为了了解并尽量减少微生物污染物从动物传播到生猪肉产品,我们探索了抗生素抗性基因(ARGs)的多样性,毒力因子(VFs),猪粪便中的移动遗传元件(MGEs)和细菌群落组成,加工区域以及使用宏基因组学在中国大型生猪屠宰场的最终猪肉产品。微生物群落的丰度和多样性在到达和屠宰场面积上较高,在最终猪肉产品中急剧下降。此外,某些临床相关病原体和机会病原体的相对丰度在最终猪肉产品和切块样本中更高。我们确定了与30种抗生素相关的1412种ARGs亚型,其中与多药耐药和β-内酰胺酶相关的ARGs占优势。对临床至关重要的重要抗生素的耐药性决定因素,包括与MCR相关的序列,optrA,poxtA,tetX和β-内酰胺酶基因(即blaOXA,BlaVIM,blaIMP,blages,blaNDM,检测到blaKPC和blaSME)。超过42个一般毒力特征,主要是坚持,分泌系统,铁吸收,毒素,抗吞噬作用和免疫逃避,已确定。共有1922种类型的MGE,主要观察到质粒。预测大多数ARG与MGE相关联。ARGs的患病率,VF和MGE在后续处理步骤中减少。剩下的大部分ARG,最终猪肉产品中的VF和MGE也存在于其他样品中,表明这些基因在生产线上的流动。这些结果拓宽了我们对全球ARGs的理解,VF和MGE在猪肉生产链上的多样性,建议实施改进的控制措施,以降低病原菌及其相关耐药性传播的风险,从动物到食物链和周围环境的病毒组和动员体。

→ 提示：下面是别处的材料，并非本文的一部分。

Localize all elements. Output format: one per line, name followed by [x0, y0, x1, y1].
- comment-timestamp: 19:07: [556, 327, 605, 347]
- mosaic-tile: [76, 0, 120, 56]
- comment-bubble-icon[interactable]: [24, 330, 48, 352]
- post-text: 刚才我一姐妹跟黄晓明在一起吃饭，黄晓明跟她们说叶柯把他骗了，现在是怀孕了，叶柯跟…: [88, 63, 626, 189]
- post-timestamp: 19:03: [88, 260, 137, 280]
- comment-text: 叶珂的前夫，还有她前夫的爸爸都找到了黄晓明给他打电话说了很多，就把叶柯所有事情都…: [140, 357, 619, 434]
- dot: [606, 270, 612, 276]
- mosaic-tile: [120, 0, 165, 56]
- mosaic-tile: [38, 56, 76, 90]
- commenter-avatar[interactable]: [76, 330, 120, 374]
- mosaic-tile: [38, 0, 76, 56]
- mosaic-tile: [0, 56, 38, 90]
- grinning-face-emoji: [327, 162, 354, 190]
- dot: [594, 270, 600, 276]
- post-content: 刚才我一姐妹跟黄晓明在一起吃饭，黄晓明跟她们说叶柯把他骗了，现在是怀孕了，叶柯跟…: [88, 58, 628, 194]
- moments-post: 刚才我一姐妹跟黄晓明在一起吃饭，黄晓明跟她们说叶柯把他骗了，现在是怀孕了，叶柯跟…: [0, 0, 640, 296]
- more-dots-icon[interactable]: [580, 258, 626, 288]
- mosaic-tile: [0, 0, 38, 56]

In order to understand and minimize microbial contaminants spread from animal to raw pork products, we explored the diversity of antibiotic resistance genes (ARGs), virulence factors (VFs), mobile genetic elements (MGEs) and the bacterial community composition in feces of pigs, processing areas as well as the end pork products in a large-scale pig slaughterhouse in
China using metagenomics. The abundance and diversity of microbial community was higher in arrival and slaughtering room area and decreased sharply in the end pork products. Furthermore, the relative abundance of some clinically relevant pathogens and opportunity pathogens were greater in the end pork products and cutter samples. We identified 1412 subtypes of ARGs related to 30 antibiotic classes, in which ARGs related to multidrug resistance and β-lactamase were dominant. Resistance determinants to clinically critical important antibiotics, including sequences related to mcr, optrA, poxtA, tetX and β-lactamase genes (i.e. blaOXA, blaVIM, blaIMP, blaGES, blaNDM, blaKPC and blaSME) were detected. More than 42 general virulence features, mainly adherence, secretion system, iron uptake, toxin, antiphagocytosis and immune evasion, were identified. A total of 1922 types of MGEs, mainly plasmids were observed. Most of the ARGs are predicted to be associated with MGEs. The prevalence of ARGs, VFs and MGEs decreased over subsequential processing steps. Most of the remaining ARGs, VFs and MGEs in end pork products were also present on other samples, indicating the flow of these genes through the production line. These results broaden our understanding of the global ARGs, VFs and MGEs diversity along the pork production chain, with the suggestion of implementing improved control measures to reduce the risk of spread of pathogenic bacteria and their associated resistome,
virulome and mobilome from animal to the food chain and the surrounding environment.